Pour autant, les dermatologues se montrent très alarmistes quand ils évoquent un risque de cancer masqué par l’épilation IPL. « On n’a pas trouvé d’étude qui montre que ces appareils rendent maligne une tumeur cutanée ou la transforment. Le risque théorique est minime », tranche le Pr Lorette. Une solution a d’ailleurs été évoquée : couvrir les grains de beauté et autres tâches avant tout acte d’épilation.
CONTRÔLE POUR TOUS
La défense du monopole des médecins semble d’autant plus déplacée qu’eux-mêmes ne respectent pas le cadre à la lettre. « Un certain nombre de médecins font effectuer des actes d’épilation par un ou plusieurs collaborateurs non médecins, en leur absence, ce qui est non conforme à la législation », note l’Anses dans son avis de 2016. Par ailleurs, seuls les médecins peuvent manier les appareils d’épilation IPL mais « la pratique de ces actes n’est pas conditionnée par l’exigence d’une formation préalable », indique l’Anses. Plusieurs professionnels les manient ainsi sans avoir été formés par le fabricant. L’Agence avait donc conclu que remettre de l’ordre dans la législation était nécessaire.
« Il faut un contrôle pour les dermatologues et les esthéticiennes, une formation obligatoire pour chaque type d’appareil, et un suivi du matériel, qui peut se dérégler, conclut le Pr Gérard Lorette, personnellement favorable à une ouverture de la pratique aux esthéticiennes. Si la formation des non-médecins se fait sous l’égide des dermatologues, c’est tout à fait positif. La question, c’est de poser la bonne indication. Appuyer sur un bouton pour épiler, ça n’est pas un problème. »

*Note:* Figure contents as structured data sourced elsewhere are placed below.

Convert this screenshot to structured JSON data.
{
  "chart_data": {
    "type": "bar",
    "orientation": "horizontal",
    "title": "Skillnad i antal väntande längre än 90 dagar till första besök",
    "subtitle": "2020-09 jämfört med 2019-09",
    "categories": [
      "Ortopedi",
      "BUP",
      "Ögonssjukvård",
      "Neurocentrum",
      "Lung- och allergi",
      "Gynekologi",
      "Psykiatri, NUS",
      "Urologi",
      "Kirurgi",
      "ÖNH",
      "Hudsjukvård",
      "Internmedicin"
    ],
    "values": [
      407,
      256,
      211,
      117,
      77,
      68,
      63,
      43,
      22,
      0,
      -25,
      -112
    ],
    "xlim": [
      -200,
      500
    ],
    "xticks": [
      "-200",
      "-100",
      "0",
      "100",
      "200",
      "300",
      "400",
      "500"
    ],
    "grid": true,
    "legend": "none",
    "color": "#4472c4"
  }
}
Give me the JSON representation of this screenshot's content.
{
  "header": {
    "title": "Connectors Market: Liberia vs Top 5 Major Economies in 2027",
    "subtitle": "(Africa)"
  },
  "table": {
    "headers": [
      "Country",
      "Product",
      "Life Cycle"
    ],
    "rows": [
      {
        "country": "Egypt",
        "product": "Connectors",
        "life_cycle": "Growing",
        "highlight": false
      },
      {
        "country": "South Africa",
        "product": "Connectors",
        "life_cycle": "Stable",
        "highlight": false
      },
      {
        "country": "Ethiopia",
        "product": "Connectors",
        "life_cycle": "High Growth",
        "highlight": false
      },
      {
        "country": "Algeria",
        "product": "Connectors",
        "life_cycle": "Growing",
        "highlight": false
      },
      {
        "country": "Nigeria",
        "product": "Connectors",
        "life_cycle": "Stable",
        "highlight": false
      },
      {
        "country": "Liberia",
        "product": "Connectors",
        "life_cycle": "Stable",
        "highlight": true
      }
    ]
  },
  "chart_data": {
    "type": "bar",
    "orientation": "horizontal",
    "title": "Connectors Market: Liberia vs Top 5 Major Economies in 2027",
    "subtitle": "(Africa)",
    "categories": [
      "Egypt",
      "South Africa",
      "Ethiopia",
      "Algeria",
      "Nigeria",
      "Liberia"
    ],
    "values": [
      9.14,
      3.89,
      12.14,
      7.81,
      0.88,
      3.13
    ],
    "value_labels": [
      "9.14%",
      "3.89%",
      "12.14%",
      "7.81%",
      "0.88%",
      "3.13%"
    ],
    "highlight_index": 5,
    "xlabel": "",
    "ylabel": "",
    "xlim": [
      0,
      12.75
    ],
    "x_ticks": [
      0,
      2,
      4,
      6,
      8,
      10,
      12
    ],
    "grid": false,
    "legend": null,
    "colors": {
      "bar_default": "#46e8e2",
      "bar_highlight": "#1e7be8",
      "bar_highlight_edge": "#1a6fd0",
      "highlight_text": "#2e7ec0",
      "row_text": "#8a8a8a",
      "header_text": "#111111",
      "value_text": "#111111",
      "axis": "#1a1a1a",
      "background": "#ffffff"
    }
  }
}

Cette formation fait justement partie des reproches émis par le SNDV. « On parle d’une formation de quelques heures qui rendra autonome des personnes n’ayant aucune formation en santé, alors que les paramédicaux continueront de travailler sous la responsabilité d’un médecin », conteste le Dr Anne Bellut. En réalité, le volume horaire de cette formation n’a pas été détaillé. On sait, en revanche, qu’elle comportera un volet sur le risque sanitaire, sur la pratique, les effets biologiques du laser et les règles de sécurité à suivre. Et qu’il faudra la renouveler tous les cinq ans.
LES CONTRE-INDICATIONS À L’ÉPILATION À LA LUMIÈRE PULSÉE
Les contre-indications à l’épilation à la lumière pulsée sont fixées par les centres eux-mêmes. Peu de données solides permettent de savoir si elles sont fondées ou non.
Contre-indications absolues : mineur de moins de 15 ans, personne non coopérative, maladie de peau aggravée par les UV (ex. : lupus), infection cutanée active (ex. : herpès, staphylocoque).
Contre-indications relatives : cicatrices chéloïdes, coupures superficielles, médicaments photosensibilisants, psoriasis, vitiligo, historique d’herpès, peau foncée.
Contre-indications non évaluées mais appliquées par certains centres : maladies provoquant un déficit immunitaire, diabète, maladies dermatologiques chroniques, allergies cutanées, troubles cardiaques ou de la coagulation, grossesse, trouble hormonal.
(1) Avis sur les lampes à lumière pulsée utilisées pour l’épilation, Commission de la sécurité des consommateurs, 2014.
Avis de l’Anses sur les épilateurs au laser et à la lumière pulsée, décembre 2016.